Birds and supplies can be purchased at Chinese pet markets, with common East Asian breeds such as Hwamei(画眉), Magpie (喜鹊), and Green Singer Finch. The price ranges from $40 to $1000, depending on the bird.
More than just personal pets, they play a meaningful part in their social lives. At the park, the men not only exchange information and insights about birds, but also catch up with recent news and talk about family and work.
Philip moved from Vietnam to the United States some 40 years ago, when he was 15. Aviculture was a familiar hobby from his native country, a common local leisure activity as popular as singing or dancing. He proudly showed me his Shama (长尾四喜), a dark long-tailed bird originally from Singapore, which was unafraid and sang charmingly.
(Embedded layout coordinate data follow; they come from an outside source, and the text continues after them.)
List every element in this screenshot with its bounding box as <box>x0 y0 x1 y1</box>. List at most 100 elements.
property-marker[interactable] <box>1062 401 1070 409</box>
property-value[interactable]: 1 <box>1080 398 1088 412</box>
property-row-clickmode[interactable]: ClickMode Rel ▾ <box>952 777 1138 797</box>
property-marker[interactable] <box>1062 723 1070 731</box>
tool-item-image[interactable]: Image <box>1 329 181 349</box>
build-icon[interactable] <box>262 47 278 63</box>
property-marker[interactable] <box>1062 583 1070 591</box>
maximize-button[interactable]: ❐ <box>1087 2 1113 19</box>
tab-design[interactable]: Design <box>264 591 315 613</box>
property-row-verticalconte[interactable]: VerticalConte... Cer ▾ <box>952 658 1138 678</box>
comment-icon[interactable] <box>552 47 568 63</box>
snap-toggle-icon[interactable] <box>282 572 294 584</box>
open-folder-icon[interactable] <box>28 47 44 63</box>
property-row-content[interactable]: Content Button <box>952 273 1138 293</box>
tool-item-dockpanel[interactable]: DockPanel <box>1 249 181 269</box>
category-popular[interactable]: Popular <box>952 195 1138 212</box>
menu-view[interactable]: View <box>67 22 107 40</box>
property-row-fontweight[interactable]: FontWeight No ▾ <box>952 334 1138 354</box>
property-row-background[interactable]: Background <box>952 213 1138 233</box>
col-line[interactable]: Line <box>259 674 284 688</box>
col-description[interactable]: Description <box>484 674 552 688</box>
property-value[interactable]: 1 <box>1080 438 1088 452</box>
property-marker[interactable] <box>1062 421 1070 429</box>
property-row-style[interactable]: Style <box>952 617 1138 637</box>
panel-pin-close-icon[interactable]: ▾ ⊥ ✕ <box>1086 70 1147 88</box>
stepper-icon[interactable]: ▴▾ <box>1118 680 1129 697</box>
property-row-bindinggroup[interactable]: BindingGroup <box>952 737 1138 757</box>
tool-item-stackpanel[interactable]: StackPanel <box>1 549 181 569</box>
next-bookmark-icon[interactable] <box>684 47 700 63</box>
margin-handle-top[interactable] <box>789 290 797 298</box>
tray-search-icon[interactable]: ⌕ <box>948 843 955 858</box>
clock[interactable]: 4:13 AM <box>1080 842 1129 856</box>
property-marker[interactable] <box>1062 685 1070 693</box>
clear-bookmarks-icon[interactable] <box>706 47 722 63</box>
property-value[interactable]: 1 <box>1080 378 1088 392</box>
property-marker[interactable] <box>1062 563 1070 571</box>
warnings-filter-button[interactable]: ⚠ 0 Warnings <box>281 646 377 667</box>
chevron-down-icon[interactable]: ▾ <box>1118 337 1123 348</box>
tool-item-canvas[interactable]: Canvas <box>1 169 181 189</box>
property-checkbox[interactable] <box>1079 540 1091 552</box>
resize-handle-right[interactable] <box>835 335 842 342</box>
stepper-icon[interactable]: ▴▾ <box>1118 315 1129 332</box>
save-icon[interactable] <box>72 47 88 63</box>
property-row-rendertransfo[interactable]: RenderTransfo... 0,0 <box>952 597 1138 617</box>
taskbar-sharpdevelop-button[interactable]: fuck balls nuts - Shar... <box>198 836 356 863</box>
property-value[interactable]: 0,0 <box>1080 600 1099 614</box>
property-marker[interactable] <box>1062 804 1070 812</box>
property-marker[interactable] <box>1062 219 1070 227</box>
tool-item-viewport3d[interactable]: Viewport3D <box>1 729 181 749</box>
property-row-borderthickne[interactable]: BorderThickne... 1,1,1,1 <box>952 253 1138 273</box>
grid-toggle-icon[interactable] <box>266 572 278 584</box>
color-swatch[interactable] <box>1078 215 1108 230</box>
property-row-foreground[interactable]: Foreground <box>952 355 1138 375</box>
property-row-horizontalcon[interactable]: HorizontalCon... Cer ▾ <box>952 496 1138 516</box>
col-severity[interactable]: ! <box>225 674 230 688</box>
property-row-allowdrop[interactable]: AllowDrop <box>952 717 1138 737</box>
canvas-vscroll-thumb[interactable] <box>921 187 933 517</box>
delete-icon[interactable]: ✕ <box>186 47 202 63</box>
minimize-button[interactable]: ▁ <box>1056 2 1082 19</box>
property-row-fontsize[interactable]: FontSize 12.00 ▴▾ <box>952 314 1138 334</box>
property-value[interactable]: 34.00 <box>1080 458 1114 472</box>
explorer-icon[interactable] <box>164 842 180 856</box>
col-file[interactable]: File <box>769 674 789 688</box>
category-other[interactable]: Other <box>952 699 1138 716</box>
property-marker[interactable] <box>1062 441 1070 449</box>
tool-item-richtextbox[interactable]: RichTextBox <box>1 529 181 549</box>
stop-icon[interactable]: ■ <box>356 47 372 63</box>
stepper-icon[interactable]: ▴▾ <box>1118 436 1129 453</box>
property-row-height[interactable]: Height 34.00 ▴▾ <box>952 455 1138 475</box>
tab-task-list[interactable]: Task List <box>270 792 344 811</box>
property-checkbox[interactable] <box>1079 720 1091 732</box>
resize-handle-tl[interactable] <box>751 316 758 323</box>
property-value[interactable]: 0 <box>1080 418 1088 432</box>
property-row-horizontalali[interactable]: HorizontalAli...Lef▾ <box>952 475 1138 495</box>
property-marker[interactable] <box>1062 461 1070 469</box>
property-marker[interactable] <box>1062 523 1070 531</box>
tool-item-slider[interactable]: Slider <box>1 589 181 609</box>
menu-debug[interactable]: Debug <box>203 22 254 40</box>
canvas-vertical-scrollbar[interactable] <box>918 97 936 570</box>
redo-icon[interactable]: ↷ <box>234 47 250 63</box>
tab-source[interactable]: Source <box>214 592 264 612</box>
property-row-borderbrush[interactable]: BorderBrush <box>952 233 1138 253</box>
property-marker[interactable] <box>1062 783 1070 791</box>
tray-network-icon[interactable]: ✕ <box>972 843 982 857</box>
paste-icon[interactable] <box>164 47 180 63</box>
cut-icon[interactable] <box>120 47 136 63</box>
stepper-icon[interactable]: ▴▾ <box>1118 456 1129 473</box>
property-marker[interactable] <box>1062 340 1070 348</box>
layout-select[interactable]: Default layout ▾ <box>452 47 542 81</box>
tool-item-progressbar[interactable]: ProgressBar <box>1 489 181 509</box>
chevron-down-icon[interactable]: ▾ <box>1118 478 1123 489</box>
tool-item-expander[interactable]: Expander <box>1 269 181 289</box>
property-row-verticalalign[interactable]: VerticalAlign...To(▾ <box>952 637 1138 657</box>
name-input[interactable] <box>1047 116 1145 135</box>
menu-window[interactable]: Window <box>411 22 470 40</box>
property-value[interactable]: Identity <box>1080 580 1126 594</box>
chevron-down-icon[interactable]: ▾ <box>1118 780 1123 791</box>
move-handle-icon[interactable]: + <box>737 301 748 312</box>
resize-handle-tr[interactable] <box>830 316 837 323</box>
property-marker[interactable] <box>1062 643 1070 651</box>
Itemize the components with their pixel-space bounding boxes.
Others started the practice once they had already immigrated to the United States. Hong, the restaurant worker, began his collection in 2008. Despite having a fascination with birds since childhood, he was never allowed to own one by his parents due to hygiene concerns. “Now I am the boss and I can do what I want,” Hong said, pointing to his five bird cages containing four Green Singers (黄额司雀) and a mixed breed bird.
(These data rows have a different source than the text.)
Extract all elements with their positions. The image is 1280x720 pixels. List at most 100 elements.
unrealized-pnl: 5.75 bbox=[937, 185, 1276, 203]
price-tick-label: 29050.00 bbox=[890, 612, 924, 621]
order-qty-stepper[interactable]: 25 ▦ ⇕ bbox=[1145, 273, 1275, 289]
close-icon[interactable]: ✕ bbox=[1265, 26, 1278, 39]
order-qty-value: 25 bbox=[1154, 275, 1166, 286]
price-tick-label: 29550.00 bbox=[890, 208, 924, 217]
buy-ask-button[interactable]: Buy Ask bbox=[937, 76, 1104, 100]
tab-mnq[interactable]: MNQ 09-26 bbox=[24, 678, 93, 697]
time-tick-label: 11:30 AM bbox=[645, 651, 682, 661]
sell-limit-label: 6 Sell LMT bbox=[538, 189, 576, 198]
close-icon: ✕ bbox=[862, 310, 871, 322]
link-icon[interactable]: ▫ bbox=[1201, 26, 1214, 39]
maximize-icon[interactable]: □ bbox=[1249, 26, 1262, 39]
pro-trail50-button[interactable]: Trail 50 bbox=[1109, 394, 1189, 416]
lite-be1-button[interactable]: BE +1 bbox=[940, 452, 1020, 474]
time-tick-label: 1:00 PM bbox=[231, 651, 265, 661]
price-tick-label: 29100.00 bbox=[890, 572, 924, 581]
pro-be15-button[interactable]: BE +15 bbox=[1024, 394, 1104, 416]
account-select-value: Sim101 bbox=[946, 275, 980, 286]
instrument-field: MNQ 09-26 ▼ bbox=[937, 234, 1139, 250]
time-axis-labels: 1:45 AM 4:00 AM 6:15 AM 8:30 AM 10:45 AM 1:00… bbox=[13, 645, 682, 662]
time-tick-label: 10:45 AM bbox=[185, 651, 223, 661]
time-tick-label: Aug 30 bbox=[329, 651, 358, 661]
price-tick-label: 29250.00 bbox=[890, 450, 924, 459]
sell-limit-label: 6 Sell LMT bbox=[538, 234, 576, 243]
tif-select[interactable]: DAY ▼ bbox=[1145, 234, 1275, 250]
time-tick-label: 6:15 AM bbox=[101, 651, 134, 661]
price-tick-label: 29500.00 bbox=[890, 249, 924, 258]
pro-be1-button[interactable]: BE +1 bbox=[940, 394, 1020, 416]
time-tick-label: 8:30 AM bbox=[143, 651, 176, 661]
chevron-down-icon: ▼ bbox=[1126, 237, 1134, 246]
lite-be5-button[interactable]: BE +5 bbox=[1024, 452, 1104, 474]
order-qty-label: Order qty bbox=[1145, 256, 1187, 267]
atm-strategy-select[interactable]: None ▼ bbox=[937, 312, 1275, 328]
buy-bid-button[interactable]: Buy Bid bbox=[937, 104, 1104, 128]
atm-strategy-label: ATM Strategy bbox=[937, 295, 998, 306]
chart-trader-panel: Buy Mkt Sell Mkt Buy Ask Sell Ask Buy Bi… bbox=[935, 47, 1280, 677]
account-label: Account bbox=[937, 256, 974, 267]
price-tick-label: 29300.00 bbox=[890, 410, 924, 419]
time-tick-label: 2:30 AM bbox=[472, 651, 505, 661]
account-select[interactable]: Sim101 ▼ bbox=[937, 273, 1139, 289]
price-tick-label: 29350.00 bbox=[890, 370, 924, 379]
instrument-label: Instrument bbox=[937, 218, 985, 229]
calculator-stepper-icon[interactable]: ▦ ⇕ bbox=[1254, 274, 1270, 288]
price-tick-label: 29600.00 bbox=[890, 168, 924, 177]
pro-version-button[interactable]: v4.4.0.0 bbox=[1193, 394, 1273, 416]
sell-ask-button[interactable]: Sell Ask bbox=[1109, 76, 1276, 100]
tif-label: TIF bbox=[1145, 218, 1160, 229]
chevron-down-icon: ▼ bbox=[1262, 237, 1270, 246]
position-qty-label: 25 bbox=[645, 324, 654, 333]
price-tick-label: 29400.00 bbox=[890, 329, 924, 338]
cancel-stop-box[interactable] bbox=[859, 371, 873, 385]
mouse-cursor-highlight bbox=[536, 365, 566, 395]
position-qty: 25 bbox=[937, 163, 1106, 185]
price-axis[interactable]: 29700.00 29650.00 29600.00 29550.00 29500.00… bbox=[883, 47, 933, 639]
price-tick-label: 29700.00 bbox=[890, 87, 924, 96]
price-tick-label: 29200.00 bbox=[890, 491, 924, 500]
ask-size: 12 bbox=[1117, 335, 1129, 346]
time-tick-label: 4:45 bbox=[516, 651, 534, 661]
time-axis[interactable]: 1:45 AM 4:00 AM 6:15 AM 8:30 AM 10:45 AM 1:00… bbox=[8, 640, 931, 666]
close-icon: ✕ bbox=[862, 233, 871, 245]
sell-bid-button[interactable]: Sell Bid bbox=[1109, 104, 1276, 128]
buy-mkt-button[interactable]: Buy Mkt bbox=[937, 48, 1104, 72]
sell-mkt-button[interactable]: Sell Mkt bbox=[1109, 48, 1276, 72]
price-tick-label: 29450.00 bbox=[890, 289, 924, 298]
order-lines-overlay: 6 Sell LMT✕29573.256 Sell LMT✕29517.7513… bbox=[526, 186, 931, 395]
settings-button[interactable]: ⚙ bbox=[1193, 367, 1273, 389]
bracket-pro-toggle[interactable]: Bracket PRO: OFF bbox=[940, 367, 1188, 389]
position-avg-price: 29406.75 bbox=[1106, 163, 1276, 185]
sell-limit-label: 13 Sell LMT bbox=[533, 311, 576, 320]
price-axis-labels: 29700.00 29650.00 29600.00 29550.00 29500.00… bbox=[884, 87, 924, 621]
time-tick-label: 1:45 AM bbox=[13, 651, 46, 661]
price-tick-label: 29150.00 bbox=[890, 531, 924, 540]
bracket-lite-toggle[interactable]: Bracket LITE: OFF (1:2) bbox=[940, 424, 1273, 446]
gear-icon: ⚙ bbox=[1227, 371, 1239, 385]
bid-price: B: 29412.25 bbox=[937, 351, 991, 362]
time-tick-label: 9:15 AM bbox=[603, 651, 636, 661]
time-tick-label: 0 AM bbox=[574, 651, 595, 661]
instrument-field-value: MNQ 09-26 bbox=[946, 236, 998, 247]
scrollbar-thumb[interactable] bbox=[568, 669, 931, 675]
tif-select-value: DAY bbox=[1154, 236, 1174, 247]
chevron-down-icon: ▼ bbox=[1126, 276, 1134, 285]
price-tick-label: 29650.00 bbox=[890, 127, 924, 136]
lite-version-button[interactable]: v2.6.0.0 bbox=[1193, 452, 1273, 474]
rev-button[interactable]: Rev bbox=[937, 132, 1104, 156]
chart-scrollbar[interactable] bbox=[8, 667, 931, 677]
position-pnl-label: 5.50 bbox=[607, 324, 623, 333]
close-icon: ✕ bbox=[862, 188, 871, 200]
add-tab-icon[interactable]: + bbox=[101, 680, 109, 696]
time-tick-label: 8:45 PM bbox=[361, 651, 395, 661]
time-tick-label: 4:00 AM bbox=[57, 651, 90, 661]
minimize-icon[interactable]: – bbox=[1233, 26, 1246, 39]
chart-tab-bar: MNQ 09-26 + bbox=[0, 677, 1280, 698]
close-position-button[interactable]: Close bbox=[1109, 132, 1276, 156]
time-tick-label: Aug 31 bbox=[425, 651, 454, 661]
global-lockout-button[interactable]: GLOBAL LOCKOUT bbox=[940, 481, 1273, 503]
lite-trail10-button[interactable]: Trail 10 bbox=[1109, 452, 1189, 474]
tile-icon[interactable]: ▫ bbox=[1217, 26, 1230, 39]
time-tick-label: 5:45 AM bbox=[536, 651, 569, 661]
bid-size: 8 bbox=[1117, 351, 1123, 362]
Jack also had not practiced aviculture before moving from Cambodia to here about a decade ago. This is the fourth year of his practice of aviculture. “As a beginner, I haven’t reached the level to say which bird is better than the other yet. You have to consider many things like its pitch, loudness, size, feather, and beauty of the voice,” Jack said. From a plastic bag, he pulled out a pair of long metallic tweezers and a plastic box containing many small worms and grasshoppers. He took out a tiny baby bird by hand from the cage and fed a worm or a grasshopper into its beak with the tweezers. Then he dipped a small paintbrush into water and fed it to the bird. Finally, he mixed the yellow nutrition powder bought at pet market with warm water, and injected some into the bird’s beak with care. “It’s very troublesome and time consuming to care for young birds,” Jack said. He also told me newborn birds had to be fed manually for more than 10 or 20 times a day during the first two weeks to prevent them from dying of hunger or dehydration.
Despite all of the work, I notice all the collectors used the word “play” in Chinese to refer to the practice of aviculture. Jack took a break from feeding the baby to explain: “I play because it’s a way for me to release stress and meet old friends.”